India song
de Marguerite Duras

critiqué par Fee carabine, le 12 janvier 2006
( - 50 ans)


La note:  étoiles
Des voix, des images - des histoires, des amours
C'est l'histoire d'Anne-Marie Stretter et de Michael Richardson.
C'est l'histoire du Vice-consul de France à Lahore.
C'est l'histoire d'une mendiante qui a marché de Savannakhet au Laos jusqu'à Calcutta et à la rive du Gange, qui a marché pendant dix ans semant sa raison comme des cailloux sur son chemin.

C'est une histoire d'errance. C'est une histoire d'amour. C'est une histoire de mort.

Dans ce texte écrit pour le théâtre, mais qui n'est pas à proprement parler une pièce de théâtre, Marguerite Duras revisite deux de ses romans: "Le Vice-consul" et "Le ravissement de Lol V. Stein". Elle en reprend certains personnages et des éléments de l'intrigue sous un angle nouveau, et en adoptant un dispositif narratif original qui fait appel à des voix extérieures au récit, ce qui lui permet "de faire basculer le récit dans l'oubli pour le laisser à la disposition d'autres mémoires que celle de l'auteur: mémoires qui se souviendraient pareillement de n'importe quelle autre histoire d'amour. Mémoires déformantes, créatives." (p. 10) Pratiquement, quatre voix "off" (deux femmes et deux hommes) nous content à tour de rôle l'histoire d'Anne-Marie Stretter, de Michael Richardson et du Vice-consul de France à Lahore, tandis que les acteurs incarnant ces personnages jouent - en silence - l'action dont les voix nous font le récit, et le texte qui nous est donné à lire propose les dialogues entre les voix "off" entrelardés de (très) longues didascalies décrivant les intonations et les effets souhaités pour la déclamation du texte, ainsi que les gestes et les attitudes des acteurs.

"India Song" est un livre indéfinissable, pas vraiment roman, pas vraiment pièce de théâtre, pas vraiment poésie - mais un peu des trois. Un texte inclassable et déroutant qui malgré son aspect "mal léché" dégage un charme ensorcelant...

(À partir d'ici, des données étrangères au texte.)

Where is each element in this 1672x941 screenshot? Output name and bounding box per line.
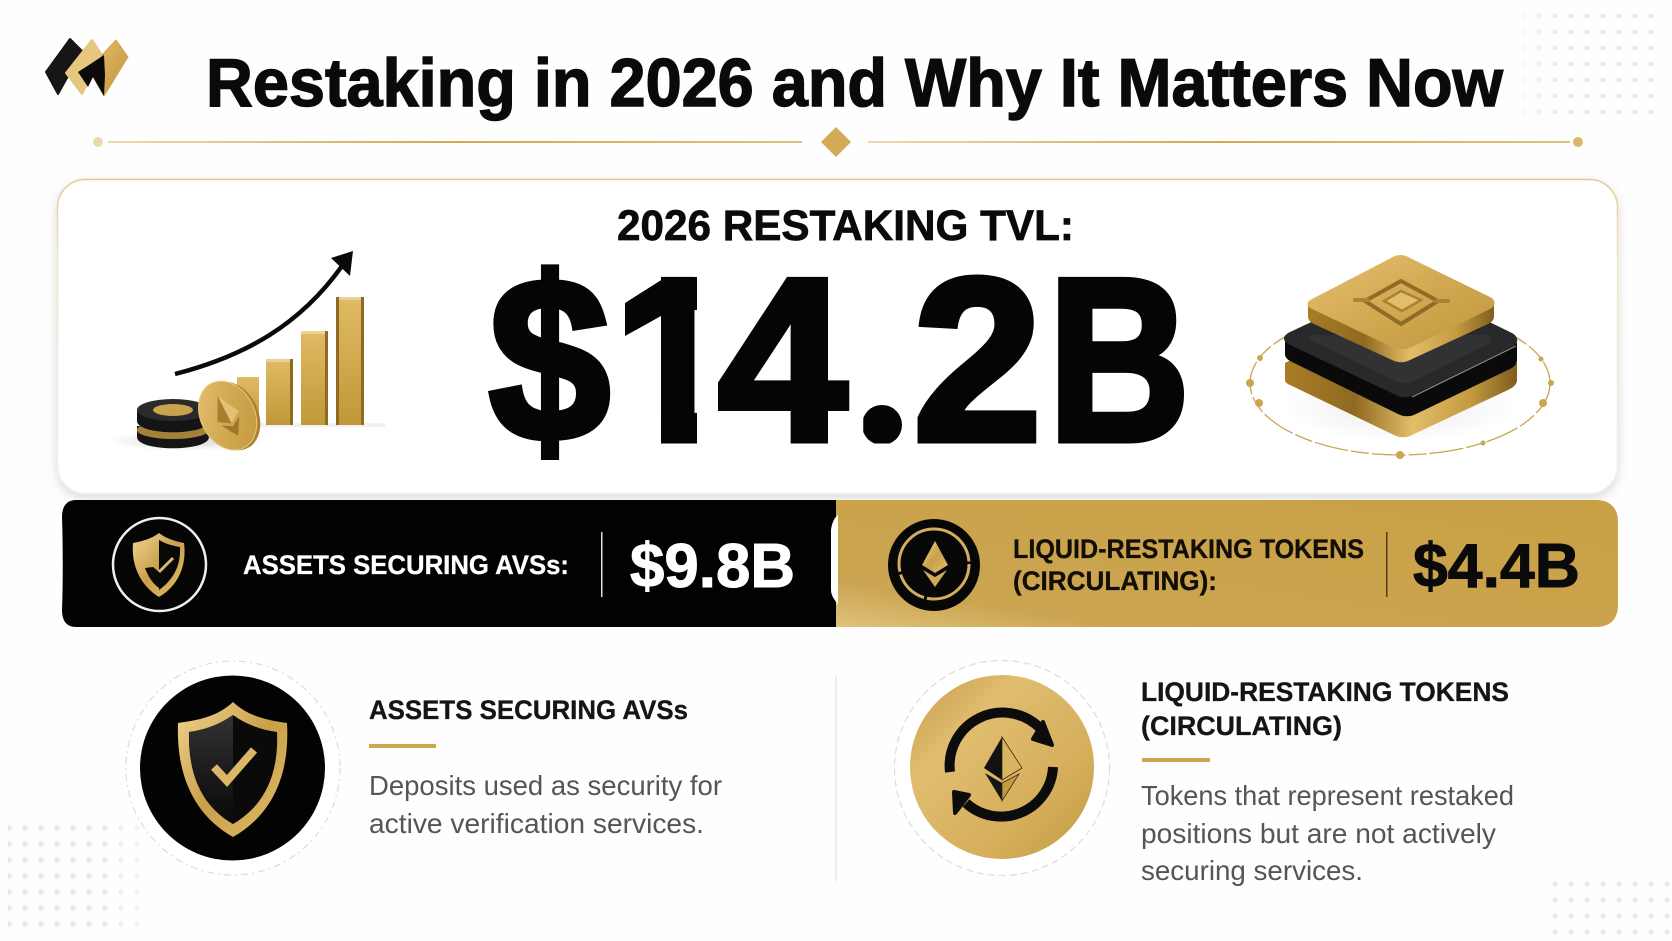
icon: tilted gold coin	[187, 370, 272, 462]
big number	[488, 264, 1184, 460]
label: ASSETS SECURING AVSs:	[243, 550, 569, 580]
text: assets securing AVSs: Deposits used as security for	[369, 770, 722, 801]
big number: 2	[913, 231, 1042, 490]
value: $4.4B	[1413, 532, 1580, 601]
middle black layer	[1284, 282, 1517, 416]
text: liquid-restaking tokens: positions but are not actively	[1141, 818, 1496, 849]
title: Restaking in 2026 and Why It Matters Now	[206, 45, 1504, 121]
text: liquid-restaking tokens: securing services.	[1141, 855, 1363, 886]
big number: 4	[718, 231, 847, 490]
icon: shield with check	[126, 661, 340, 875]
icon: ethereum with cycle arrows	[894, 660, 1110, 876]
icon: layered restaking stack	[1246, 255, 1554, 459]
icon: gold shield badge	[113, 518, 206, 611]
label	[1013, 534, 1364, 596]
heading: 2026 restaking TVL: 2026 RESTAKING TVL:	[617, 202, 1074, 250]
icon: ethereum badge	[888, 519, 980, 611]
icon: black coin stack	[137, 399, 209, 448]
label: (CIRCULATING):	[1013, 566, 1217, 596]
top gold plate	[1308, 255, 1494, 362]
bar: liquid-restaking tokens	[831, 500, 1618, 627]
bottom gold layer	[1285, 300, 1517, 437]
text: assets securing AVSs: ASSETS SECURING AVSs	[369, 695, 688, 725]
big number: $	[489, 231, 610, 490]
text: liquid-restaking tokens: LIQUID-RESTAKING TOKENS	[1141, 677, 1509, 707]
big number: B	[1048, 231, 1190, 490]
logo	[46, 39, 128, 96]
arrow: growth	[175, 251, 353, 374]
text: liquid-restaking tokens: (CIRCULATING)	[1141, 711, 1342, 741]
panel: total value locked	[58, 180, 1618, 494]
big number: .	[851, 231, 915, 490]
text: assets securing AVSs	[369, 695, 722, 839]
label: LIQUID-RESTAKING TOKENS	[1013, 534, 1364, 564]
title divider	[93, 127, 1583, 157]
big number: 1	[605, 231, 734, 490]
bar: assets securing AVSs	[62, 500, 836, 627]
text: assets securing AVSs: active verification services.	[369, 808, 704, 839]
value: $9.8B	[630, 532, 795, 601]
icon: growth chart with coins	[106, 251, 385, 462]
text: liquid-restaking tokens: Tokens that represent restaked	[1141, 780, 1514, 811]
text: liquid-restaking tokens	[1141, 677, 1514, 886]
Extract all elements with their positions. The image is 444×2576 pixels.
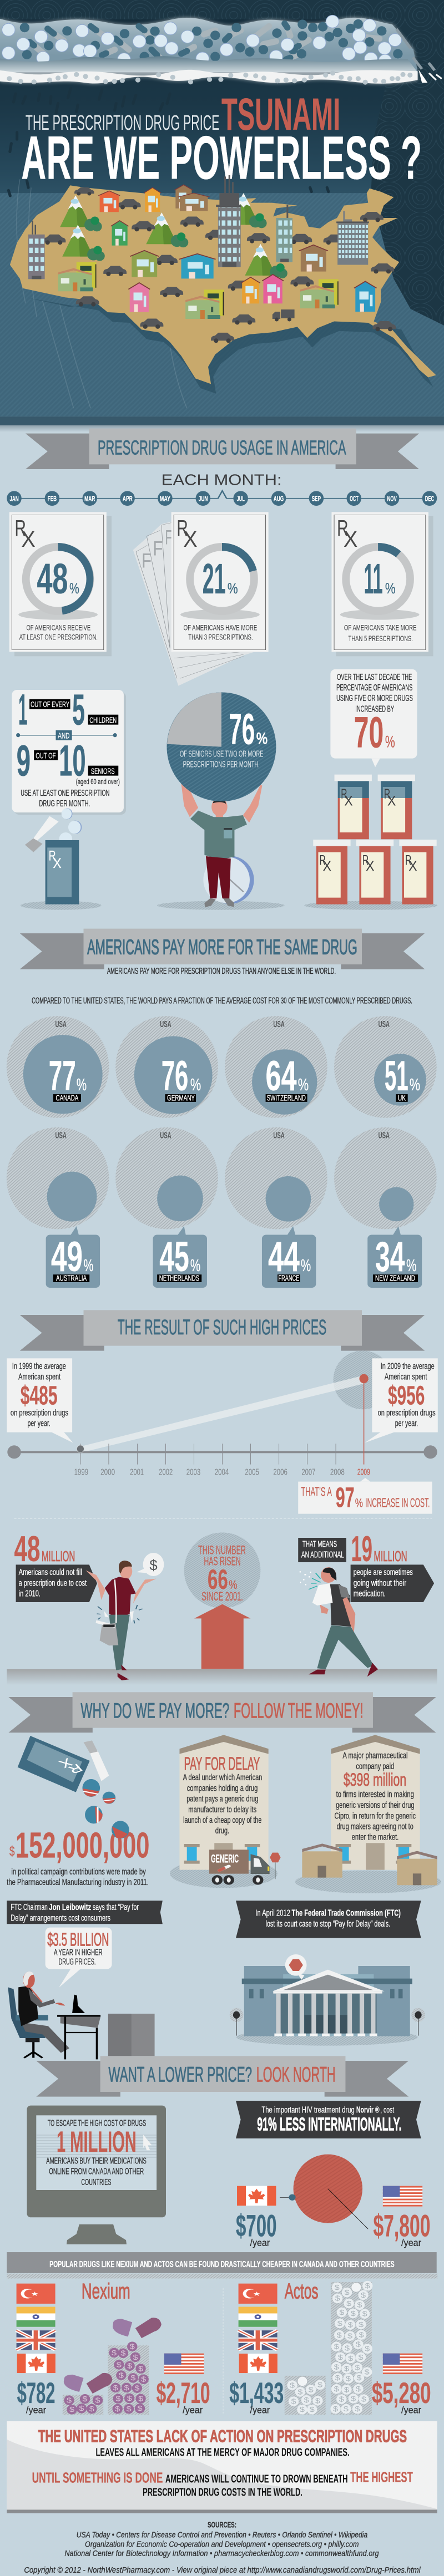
- panel: conclusion: UNTIL SOMETHING IS DONE: [32, 2470, 163, 2486]
- card: 11 percent: [331, 512, 433, 656]
- fanned prescription sheets: F: [165, 526, 172, 549]
- pills in wave: light tablets: [2, 15, 401, 67]
- icon: stack of prescription bottles: R: [341, 786, 347, 801]
- callout: 1999 spending: per year.: [27, 1419, 51, 1429]
- panel: popular drugs and conclusion: [7, 2238, 437, 2575]
- card: 21 percent: R: [176, 516, 188, 541]
- stat: 48 million: MILLION: [42, 1549, 75, 1564]
- panel: hero tsunami and map: [0, 0, 444, 432]
- panel: children, seniors and bottles: USE AT LEAST ONE PRESCRIPTION: [21, 789, 109, 798]
- chart: timeline of cost: 2005: [245, 1467, 259, 1477]
- illustration: woman with empty pockets: [86, 1561, 157, 1680]
- stat: France 44 percent: 44: [268, 1233, 300, 1280]
- month timeline: NOV: [387, 494, 397, 503]
- callout: 1999 spending: $485: [21, 1380, 58, 1410]
- stat: New Zealand 34 percent: NEW ZEALAND: [375, 1274, 415, 1283]
- chart: Nexium coin bars: [63, 2318, 162, 2415]
- stat: UK 51 percent: [374, 1053, 426, 1106]
- chart: 76 percent pie: %: [256, 729, 268, 748]
- month timeline: JUL: [237, 494, 245, 503]
- banner: federal trade commission: In April 2012: [255, 1908, 290, 1918]
- illustration: man holding pie chart: [157, 773, 285, 910]
- building: 398 million: company paid: [356, 1762, 394, 1771]
- panel: office, capitol and look north: [8, 1954, 431, 2244]
- stat: 19 million: medication.: [354, 1589, 386, 1598]
- USA labels: USA: [55, 1131, 67, 1140]
- flag: Canada: [237, 2186, 276, 2206]
- stat: 48 million: 48: [14, 1528, 40, 1569]
- icon: computer monitor: COUNTRIES: [81, 2178, 112, 2187]
- map: cars: [43, 187, 396, 343]
- banner: HIV treatment: Norvir ®: [356, 2105, 380, 2115]
- chart: Nexium coin bars: $$$$$$$$$$$$$$$$$$$$$$$$$: [67, 2343, 146, 2414]
- illustration: capitol building: [230, 1966, 425, 2046]
- stat: Switzerland 64 percent: [252, 1049, 317, 1115]
- stat: Australia 49 percent: %: [84, 1256, 93, 1275]
- stat: New Zealand 34 percent: %: [406, 1256, 417, 1275]
- panel: people going without medication: THIS NUMBER: [198, 1543, 246, 1557]
- bubble: children and seniors: 1: [18, 685, 27, 734]
- card: 11 percent: R: [337, 516, 349, 541]
- panel: popular drugs and conclusion: Actos: [285, 2279, 318, 2303]
- ground band: [7, 1669, 437, 1685]
- card: 48 percent: [9, 512, 112, 656]
- tsunami wave: [0, 15, 418, 85]
- panel: office, capitol and look north: AMERICANS BUY THEIR MEDICATIONS: [46, 2156, 147, 2166]
- bubble: children and seniors: 5: [72, 685, 85, 734]
- sources: [64, 2519, 379, 2558]
- Nexium prices: [17, 2376, 210, 2416]
- sea and sky background: [0, 0, 444, 416]
- stat: Germany 76 percent: [134, 1036, 213, 1114]
- heading ribbon: [20, 929, 425, 969]
- chart: timeline of cost: [7, 1374, 437, 1477]
- heading ribbon: [20, 1310, 425, 1351]
- panel: follow the money: 152,000,000: [16, 1825, 149, 1865]
- stat: Canada 77 percent: 77: [49, 1053, 76, 1099]
- per year labels for Norvir: /year: [250, 2238, 270, 2248]
- stat: number has risen 66 percent: 66: [208, 1563, 228, 1595]
- USA labels: USA: [273, 1131, 285, 1140]
- stat: Australia 49 percent: [46, 1172, 100, 1288]
- building: pay for delay: manufacturer to delay its: [188, 1805, 256, 1815]
- bubble: children and seniors: CHILDREN: [89, 716, 117, 725]
- icon: pill bottle with pills: [21, 808, 102, 910]
- chart: timeline of cost: 2003: [186, 1467, 200, 1477]
- per year labels for Norvir: [250, 2238, 421, 2248]
- chart: timeline of cost: 2007: [301, 1467, 315, 1477]
- title: THE PRESCRIPTION DRUG PRICE: [26, 111, 219, 135]
- panel: popular drugs and conclusion: $2,710: [157, 2376, 210, 2409]
- month timeline: JUN: [199, 494, 208, 503]
- icon: tipped bottle spilling campaign pins: R: [65, 1761, 85, 1776]
- USA labels: USA: [273, 1020, 285, 1029]
- building: pay for delay: drug.: [215, 1826, 229, 1836]
- card: 21 percent: X: [183, 527, 198, 552]
- stat: Canada 77 percent: CANADA: [56, 1094, 79, 1102]
- stat: number has risen 66 percent: SINCE 2001.: [201, 1590, 243, 1603]
- month timeline: APR: [123, 494, 133, 503]
- panel: people going without medication: [7, 1528, 437, 1732]
- month timeline: MAY: [160, 494, 170, 503]
- card: 48 percent: AT LEAST ONE PRESCRIPTION.: [19, 633, 98, 641]
- Actos prices: $1,433: [229, 2376, 284, 2409]
- banner: FTC chairman: Delay” arrangements cost consumers: [11, 1913, 110, 1923]
- panel: follow the money: PAY FOR DELAY: [184, 1754, 260, 1774]
- stat: Netherlands 45 percent: %: [190, 1256, 200, 1275]
- stat: New Zealand 34 percent: 34: [375, 1233, 405, 1280]
- stat: Netherlands 45 percent: [153, 1176, 207, 1288]
- stat: UK 51 percent: 51: [385, 1053, 408, 1099]
- icon: stack of prescription bottles: X: [387, 792, 396, 809]
- icon: tipped bottle spilling campaign pins: [18, 1736, 115, 1823]
- panel: children, seniors and bottles: [12, 669, 437, 910]
- hatched highlight circle: [334, 1350, 392, 1409]
- sources: SOURCES:: [208, 2519, 236, 2529]
- building: pay for delay: patent pays a generic drug: [186, 1795, 258, 1804]
- month timeline: MAR: [84, 494, 95, 503]
- fanned prescription sheets: [133, 521, 255, 686]
- panel: prescription drug usage in America: [7, 429, 437, 686]
- icon: generic drug truck: [209, 1850, 270, 1884]
- card: 21 percent: [171, 512, 269, 652]
- banner: FTC chairman: Jon Leibowitz: [49, 1903, 91, 1912]
- panel: the result of such high prices: [7, 1310, 438, 1518]
- flag: USA: [383, 2186, 422, 2207]
- callout: 97 percent increase: THAT’S A: [301, 1485, 332, 1499]
- panel: office, capitol and look north: $700: [236, 2209, 276, 2243]
- panel: follow the money: the Pharmaceutical Manufacturing industry in 2011.: [7, 1878, 149, 1887]
- card: 11 percent: 11: [364, 555, 383, 603]
- stat: Australia 49 percent: 49: [51, 1233, 83, 1280]
- card: 48 percent: 48: [37, 555, 68, 603]
- panel: office, capitol and look north: 1 MILLION: [57, 2126, 137, 2158]
- bubble: children and seniors: 10: [59, 736, 86, 785]
- card: 48 percent: %: [69, 581, 79, 597]
- callout: 2009 spending: [365, 1358, 438, 1443]
- stat: Canada 77 percent: [23, 1035, 103, 1114]
- chart: Actos coin bars: $$$$$$$$$$$$$$$$$$$$$$$$$$$$$$$$$$$$$$$$$$$$$$$$: [290, 2283, 370, 2414]
- Nexium title: Nexium: [82, 2279, 130, 2303]
- panel: follow the money: in political campaign contributions were made by: [11, 1867, 146, 1877]
- stat: 48 million: Americans could not fill: [19, 1568, 82, 1577]
- building: pay for delay: launch of a cheap copy of the: [183, 1816, 261, 1825]
- illustration: sneezing man: [300, 1567, 378, 1676]
- card: 48 percent: R: [15, 516, 26, 541]
- stat: 19 million: [298, 1528, 434, 1602]
- stat: number has risen 66 percent: [184, 1532, 260, 1608]
- map of USA shadow: [28, 286, 433, 394]
- callout: 1999 spending: American spent: [18, 1372, 60, 1381]
- grey wave band: [0, 56, 418, 72]
- icon: tipped bottle spilling campaign pins: X: [56, 1756, 75, 1770]
- card: 48 percent: X: [21, 527, 36, 552]
- arrow: rising: [194, 1604, 251, 1669]
- bubble: 3.5 billion: DRUG PRICES.: [59, 1957, 95, 1967]
- Actos prices: /year: [250, 2405, 270, 2416]
- white foam: [0, 70, 418, 84]
- band shadow: [0, 425, 444, 432]
- icon: generic drug truck: GENERIC: [211, 1852, 239, 1865]
- callout: 97 percent increase: %: [355, 1496, 363, 1510]
- card: 11 percent: X: [344, 527, 357, 552]
- chart: 76 percent pie: 76: [229, 704, 255, 754]
- callout: 97 percent increase: 97: [336, 1482, 355, 1513]
- USA labels: USA: [160, 1020, 171, 1029]
- bubble: children and seniors: DRUG PER MONTH.: [39, 799, 90, 809]
- USA labels: USA: [379, 1020, 390, 1029]
- callout: 1999 spending: [7, 1358, 73, 1443]
- stat: number has risen 66 percent: HAS RISEN: [204, 1554, 241, 1568]
- icon: speech bubble with dollar sign: $: [149, 1557, 158, 1574]
- Nexium prices: $782: [17, 2376, 55, 2409]
- USA labels: USA: [55, 1020, 67, 1029]
- icon: speech bubble with dollar sign: [137, 1553, 164, 1576]
- panel: children, seniors and bottles: (aged 60 and over): [76, 778, 120, 786]
- Actos prices: [229, 2376, 431, 2416]
- month timeline: [7, 491, 437, 506]
- icon: stack of prescription bottles: X: [366, 858, 375, 873]
- banner: federal trade commission: [236, 1901, 421, 1938]
- building: pay for delay: companies holding a drug: [187, 1784, 258, 1793]
- chart: timeline of cost: 2006: [273, 1467, 287, 1477]
- chart: timeline of cost: 2004: [215, 1467, 229, 1477]
- card: 11 percent: %: [385, 581, 396, 597]
- stat: France 44 percent: %: [301, 1256, 311, 1275]
- chart: 76 percent pie: [167, 692, 276, 801]
- stat: Switzerland 64 percent: 64: [266, 1053, 297, 1099]
- month timeline: JAN: [9, 494, 19, 503]
- grey bar heading: [7, 2252, 437, 2278]
- banner: FTC chairman: [7, 1901, 163, 1924]
- stat: New Zealand 34 percent: [367, 1187, 422, 1288]
- stat: 19 million: AN ADDITIONAL: [301, 1551, 344, 1560]
- Nexium prices: /year: [26, 2405, 46, 2416]
- banner: HIV treatment: , cost: [380, 2105, 394, 2115]
- heading ribbon: follow the money: [8, 1692, 436, 1732]
- stat: Switzerland 64 percent: SWITZERLAND: [267, 1094, 306, 1102]
- heading ribbon: look north: [36, 2056, 408, 2097]
- stat: France 44 percent: FRANCE: [279, 1274, 299, 1283]
- bubble: 70 percent: %: [385, 733, 395, 751]
- icon: stop sign bubble: [285, 1954, 307, 1980]
- bubble: children and seniors: OUT OF: [36, 751, 56, 760]
- bubble: children and seniors: AND: [58, 731, 70, 740]
- pills in wave: capsules: [30, 23, 380, 65]
- month timeline: AUG: [274, 494, 284, 503]
- panel: follow the money: A YEAR IN HIGHER: [54, 1948, 103, 1957]
- falling rain drops: [8, 88, 329, 196]
- map: mountains: [60, 193, 287, 278]
- USA labels: USA: [379, 1131, 390, 1140]
- card: 48 percent: OF AMERICANS RECEIVE: [26, 623, 90, 632]
- bubble: 3.5 billion: [46, 1928, 112, 1988]
- stat: number has risen 66 percent: %: [229, 1578, 238, 1592]
- card: 21 percent: THAN 3 PRESCRIPTIONS.: [188, 633, 253, 641]
- stat: 48 million: [14, 1528, 97, 1602]
- callout: 1999 spending: on prescription drugs: [11, 1408, 68, 1418]
- stat: Netherlands 45 percent: 45: [159, 1233, 189, 1280]
- stat: Germany 76 percent: 76: [162, 1053, 188, 1099]
- card: 21 percent: 21: [203, 555, 226, 603]
- stat: Germany 76 percent: GERMANY: [167, 1094, 195, 1102]
- stat: 19 million: THAT MEANS: [302, 1539, 337, 1549]
- panel: office, capitol and look north: TO ESCAPE THE HIGH COST OF DRUGS: [48, 2118, 146, 2128]
- wave debris: [396, 29, 442, 83]
- bubble: children and seniors: OUT OF EVERY: [31, 700, 69, 709]
- stat: 152 million contributions: $: [9, 1843, 15, 1859]
- card: 21 percent: OF AMERICANS HAVE MORE: [184, 623, 257, 632]
- callout: 97 percent increase: [298, 1478, 432, 1514]
- bubble: children and seniors: SENIORS: [91, 767, 115, 776]
- panel: follow the money: [7, 1735, 441, 1988]
- month timeline: OCT: [350, 494, 359, 503]
- icon: stop sign: [270, 1853, 281, 1879]
- rain streaks: [17, 179, 187, 408]
- per year labels for Norvir: /year: [401, 2238, 421, 2248]
- panel: Americans pay more for the same drug: [7, 929, 437, 1288]
- stat: Canada 77 percent: %: [77, 1075, 87, 1094]
- Actos column flags: [239, 2284, 422, 2374]
- stat: 48 million: a prescription due to cost: [19, 1578, 87, 1588]
- bubble: children and seniors: 9: [17, 736, 31, 785]
- Nexium prices: /year: [183, 2405, 203, 2416]
- USA labels: [55, 1020, 390, 1140]
- icon: computer monitor: [27, 2106, 166, 2244]
- map of USA: [10, 185, 436, 384]
- chart: timeline of cost: 2009: [357, 1467, 370, 1477]
- fanned prescription sheets: F: [153, 537, 163, 560]
- Nexium column flags: [17, 2284, 204, 2374]
- stat: Switzerland 64 percent: %: [298, 1075, 309, 1094]
- banner: FTC chairman: says that “Pay for: [93, 1903, 139, 1912]
- chart: timeline of cost: 2000: [100, 1467, 115, 1477]
- fanned prescription sheets: F: [142, 550, 152, 572]
- chart: timeline of cost: 2001: [130, 1467, 144, 1477]
- icon: stack of prescription bottles: R: [320, 852, 326, 868]
- title: TSUNAMI: [221, 89, 340, 140]
- icon: stack of prescription bottles: R: [362, 852, 369, 868]
- icon: stack of prescription bottles: X: [344, 792, 353, 809]
- building: 398 million: [295, 1735, 441, 1893]
- stat: Germany 76 percent: %: [190, 1075, 201, 1094]
- icon: stack of prescription bottles: R: [405, 852, 411, 868]
- panel: children, seniors and bottles: OF SENIORS USE TWO OR MORE: [180, 749, 263, 759]
- chart: Norvir price comparison: [280, 2155, 368, 2229]
- stat: 152 million contributions: [7, 1821, 149, 1887]
- stat: 19 million: 19: [351, 1528, 372, 1569]
- icon: stack of prescription bottles: X: [323, 858, 331, 873]
- chart: timeline of cost: 2002: [159, 1467, 173, 1477]
- chart: timeline of cost: 1999: [74, 1467, 88, 1477]
- banner: HIV treatment: [236, 2101, 421, 2138]
- panel: conclusion: [7, 2421, 437, 2513]
- pills in wave: dark tablets: [20, 19, 403, 61]
- bubble: 70 percent: [330, 669, 417, 767]
- banner: FTC chairman: FTC Chairman: [11, 1903, 48, 1912]
- foam dots: [7, 70, 412, 85]
- icon: stack of prescription bottles: R: [384, 786, 390, 801]
- heading ribbon: [26, 429, 419, 469]
- building: pay for delay: [170, 1735, 278, 1888]
- month timeline: FEB: [48, 494, 57, 503]
- icon: computer monitor: ONLINE FROM CANADA AND OTHER: [49, 2167, 144, 2177]
- stat: Netherlands 45 percent: NETHERLANDS: [159, 1274, 199, 1283]
- Actos prices: /year: [401, 2405, 421, 2416]
- chart: timeline of cost: 2008: [330, 1467, 345, 1477]
- bubble: 70 percent: 70: [354, 708, 384, 757]
- icon: stack of prescription bottles: X: [408, 858, 417, 873]
- month timeline: SEP: [312, 494, 321, 503]
- panel: children, seniors and bottles: PRESCRIPTIONS PER MONTH.: [183, 760, 260, 770]
- icon: stack of prescription bottles: [304, 775, 437, 910]
- title: [21, 89, 422, 192]
- USA labels: USA: [160, 1131, 171, 1140]
- card: 21 percent: %: [228, 581, 238, 597]
- illustration: chairman at desk: [8, 1972, 155, 2059]
- stat: UK 51 percent: UK: [398, 1094, 406, 1102]
- stat: UK 51 percent: %: [410, 1075, 420, 1094]
- stat: Australia 49 percent: AUSTRALIA: [56, 1274, 87, 1283]
- stat: France 44 percent: [262, 1176, 316, 1288]
- building: pay for delay: A deal under which American: [183, 1773, 262, 1782]
- callout: 1999 spending: In 1999 the average: [12, 1361, 66, 1371]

Deux ans après la publication d'"India Song", Marguerite Duras a elle-même porté son livre à l'écran avec notamment Delphine Seyrig, longiligne et langoureuse, dans le rôle d'Anne-Marie Stretter et Michael Lonsdale dans celui du Vice-consul. Le film conserve l'idée de la narration par des voix extérieures, mais la structure est ici beaucoup plus souple laissant place aussi à quelques dialogues. Marguerite Duras a pratiquement réécrit son texte de fond en comble, ou en tout cas, elle l'a complètement restructuré pour tirer le meilleur parti des possibilités techniques offertes pas le cinéma. Cela nous vaut un film tout aussi déroutant - et tout aussi fascinant - que le livre, un film baigné dans la même atmosphère étouffante et dans la langueur et l'ennui de l'attente de la mousson. Le livre et le film sont deux belles découvertes, révélant une facette moins connue de l'oeuvre de Margerite Duras.


Extrait (p. 40):

Les voix entrelacées, d'une douceur culminante, vont chanter la légende d'Anne-Marie Stretter. Récit très lent, mélopée faite de débris de mémoire, et au cours de laquelle, parfois, une phrase émergera, intacte, de l'oubli.

Voix 1
De Venise.
Elle était de Venise...

Voix 2
Oui. La musique, c'était à Venise.
Un espoir de la musique...

Voix 1 (temps)
N'a jamais cessé d'en faire?

Voix 2
Jamais.
Lenteur et longueur pour une caricature 4 étoiles

Marguerite Duras utilise lenteur, longueur et pauses pour se paraphraser elle-même, au risque de se caricaturer. Dans ce scénario, qui donne lieu à son film avec Michael Lonsdale, elle reprend, ni plus ni moins, la trame du Vice-consul, en accentuant davantage sur les amours contrariées. Si l'intérêt général demeure, les effets sont forcées, et finissent par devenir vains, dans une tonalité d'intellectualisme éthéré. Tout cela est bien pesant... et finalement assez agaçant. C'est dommage. L'idée originelle aurait pu devenir originale.